Their endless recyclability makes drinks cans a valuable material source for reintroduction into the economy to make new products and components, multiple times. The entire aluminium can can be melted down and re-purposed. As metal is so versatile, it can be recycled and reincarnated into:
- Car and aeroplane components
- Window frames
- Engine parts
- Drinks cans
- Other food packaging…
These multiple lifecycles are where cans stand out over other packaging forms. Whilst all of the drinks cans produced can be re-used for a multitude of purposes, the UK recycling industry will soon struggle to recycle all of the glass bottles used because the UK imports more green glass wine bottles, for example, than it uses. That means there is an greater amount that needs to be recycled, with limited second uses currently possible.

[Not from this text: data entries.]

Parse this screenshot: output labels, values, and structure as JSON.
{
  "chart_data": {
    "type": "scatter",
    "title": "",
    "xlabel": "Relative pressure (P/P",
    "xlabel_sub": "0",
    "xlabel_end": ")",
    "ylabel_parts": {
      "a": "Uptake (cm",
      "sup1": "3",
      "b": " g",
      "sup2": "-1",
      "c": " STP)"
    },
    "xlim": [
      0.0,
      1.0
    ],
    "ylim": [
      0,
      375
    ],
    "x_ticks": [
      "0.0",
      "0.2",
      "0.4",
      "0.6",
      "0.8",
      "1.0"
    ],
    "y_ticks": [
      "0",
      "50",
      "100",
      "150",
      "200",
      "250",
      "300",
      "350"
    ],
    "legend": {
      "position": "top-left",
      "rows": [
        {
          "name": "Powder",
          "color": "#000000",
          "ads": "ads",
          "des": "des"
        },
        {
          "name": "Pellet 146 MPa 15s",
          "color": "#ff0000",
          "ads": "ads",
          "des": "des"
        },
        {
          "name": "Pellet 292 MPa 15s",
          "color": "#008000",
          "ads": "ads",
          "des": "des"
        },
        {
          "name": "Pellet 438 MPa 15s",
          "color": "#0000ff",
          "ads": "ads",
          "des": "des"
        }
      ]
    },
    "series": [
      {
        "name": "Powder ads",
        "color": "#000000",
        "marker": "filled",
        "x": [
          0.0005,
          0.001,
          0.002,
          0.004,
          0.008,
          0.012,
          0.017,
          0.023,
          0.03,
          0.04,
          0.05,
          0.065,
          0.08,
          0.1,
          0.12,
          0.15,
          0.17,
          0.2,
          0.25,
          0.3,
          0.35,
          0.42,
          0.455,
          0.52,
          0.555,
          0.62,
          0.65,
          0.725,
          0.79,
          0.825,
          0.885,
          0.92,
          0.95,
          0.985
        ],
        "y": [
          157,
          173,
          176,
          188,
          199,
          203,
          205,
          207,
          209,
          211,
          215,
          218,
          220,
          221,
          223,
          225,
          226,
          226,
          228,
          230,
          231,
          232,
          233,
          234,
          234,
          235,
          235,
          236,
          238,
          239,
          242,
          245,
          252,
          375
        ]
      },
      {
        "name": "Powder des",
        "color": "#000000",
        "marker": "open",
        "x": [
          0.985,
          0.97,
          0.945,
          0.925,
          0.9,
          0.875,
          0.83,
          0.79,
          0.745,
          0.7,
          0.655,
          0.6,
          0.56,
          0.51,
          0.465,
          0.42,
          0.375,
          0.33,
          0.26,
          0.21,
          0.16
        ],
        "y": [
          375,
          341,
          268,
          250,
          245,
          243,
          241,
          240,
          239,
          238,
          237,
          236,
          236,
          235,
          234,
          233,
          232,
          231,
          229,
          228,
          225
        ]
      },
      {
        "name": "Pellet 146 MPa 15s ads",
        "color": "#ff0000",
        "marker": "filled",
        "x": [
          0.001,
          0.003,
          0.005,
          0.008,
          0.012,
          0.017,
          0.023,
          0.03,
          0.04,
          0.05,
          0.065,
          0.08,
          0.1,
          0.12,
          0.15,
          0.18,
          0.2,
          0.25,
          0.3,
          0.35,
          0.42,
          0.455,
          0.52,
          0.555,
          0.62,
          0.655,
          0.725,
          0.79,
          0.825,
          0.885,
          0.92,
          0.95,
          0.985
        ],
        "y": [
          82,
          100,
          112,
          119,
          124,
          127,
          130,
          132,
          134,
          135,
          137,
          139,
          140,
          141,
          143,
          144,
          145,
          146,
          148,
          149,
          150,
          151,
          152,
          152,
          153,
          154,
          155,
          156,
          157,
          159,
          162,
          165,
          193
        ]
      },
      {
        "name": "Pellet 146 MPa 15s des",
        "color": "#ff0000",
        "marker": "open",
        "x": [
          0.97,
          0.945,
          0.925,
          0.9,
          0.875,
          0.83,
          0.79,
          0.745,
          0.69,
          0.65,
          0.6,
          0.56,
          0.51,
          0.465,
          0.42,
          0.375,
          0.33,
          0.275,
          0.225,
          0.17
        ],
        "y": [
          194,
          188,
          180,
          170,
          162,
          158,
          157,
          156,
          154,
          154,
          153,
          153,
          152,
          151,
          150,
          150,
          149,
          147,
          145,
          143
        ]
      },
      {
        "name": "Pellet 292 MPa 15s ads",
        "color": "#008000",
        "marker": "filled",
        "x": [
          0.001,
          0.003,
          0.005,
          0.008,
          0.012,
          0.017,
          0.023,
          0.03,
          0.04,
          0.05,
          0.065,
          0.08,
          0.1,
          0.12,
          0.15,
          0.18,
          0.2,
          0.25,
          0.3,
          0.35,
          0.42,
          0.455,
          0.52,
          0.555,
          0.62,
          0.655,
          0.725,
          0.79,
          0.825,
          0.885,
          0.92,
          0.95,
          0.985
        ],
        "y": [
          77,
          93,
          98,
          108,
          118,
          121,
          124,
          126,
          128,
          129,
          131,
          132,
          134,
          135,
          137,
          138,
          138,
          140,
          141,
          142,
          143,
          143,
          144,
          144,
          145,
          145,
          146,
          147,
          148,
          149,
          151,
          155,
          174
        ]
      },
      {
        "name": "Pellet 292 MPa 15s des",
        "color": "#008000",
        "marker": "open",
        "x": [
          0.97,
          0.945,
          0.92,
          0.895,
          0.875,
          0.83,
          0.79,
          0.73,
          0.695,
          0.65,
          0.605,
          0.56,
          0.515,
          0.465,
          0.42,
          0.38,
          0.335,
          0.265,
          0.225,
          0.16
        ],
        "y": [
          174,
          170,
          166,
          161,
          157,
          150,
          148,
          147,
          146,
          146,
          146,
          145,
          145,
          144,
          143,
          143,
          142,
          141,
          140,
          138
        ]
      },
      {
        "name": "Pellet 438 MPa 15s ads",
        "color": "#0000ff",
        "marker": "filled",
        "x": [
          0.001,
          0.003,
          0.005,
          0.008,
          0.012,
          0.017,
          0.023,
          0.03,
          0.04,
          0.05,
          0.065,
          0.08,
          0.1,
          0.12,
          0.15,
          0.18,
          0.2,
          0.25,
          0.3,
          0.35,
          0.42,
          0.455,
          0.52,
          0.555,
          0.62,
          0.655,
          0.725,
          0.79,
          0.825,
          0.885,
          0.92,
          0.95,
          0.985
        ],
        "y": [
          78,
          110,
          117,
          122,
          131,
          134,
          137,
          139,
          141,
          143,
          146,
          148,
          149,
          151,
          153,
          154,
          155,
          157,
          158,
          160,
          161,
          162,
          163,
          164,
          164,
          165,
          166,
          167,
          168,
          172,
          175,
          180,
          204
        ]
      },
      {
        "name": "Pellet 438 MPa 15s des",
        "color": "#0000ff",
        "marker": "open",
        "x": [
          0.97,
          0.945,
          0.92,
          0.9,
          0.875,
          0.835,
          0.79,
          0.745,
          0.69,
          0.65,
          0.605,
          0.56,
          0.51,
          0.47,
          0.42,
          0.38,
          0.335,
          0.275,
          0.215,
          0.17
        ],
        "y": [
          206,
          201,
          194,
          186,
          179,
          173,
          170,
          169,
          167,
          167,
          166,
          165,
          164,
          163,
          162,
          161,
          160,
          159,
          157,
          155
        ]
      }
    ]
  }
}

Recognising real recycling
Whilst current recycling and sustainability numbers are encouraging, there remains much to do to reach the 2020 metal packaging industry’s own ambition of an 80% European average rate. Metal packaging must be fully recognised in the consumers’ eyes as the model for real recycling. To reach this objective, consumer engagement campaigns, like EveryCanCounts and MetalMatters, are crucial to demonstrate that cans can be the best option when it comes to managing resources for drinks packaging and reducing its environmental impact.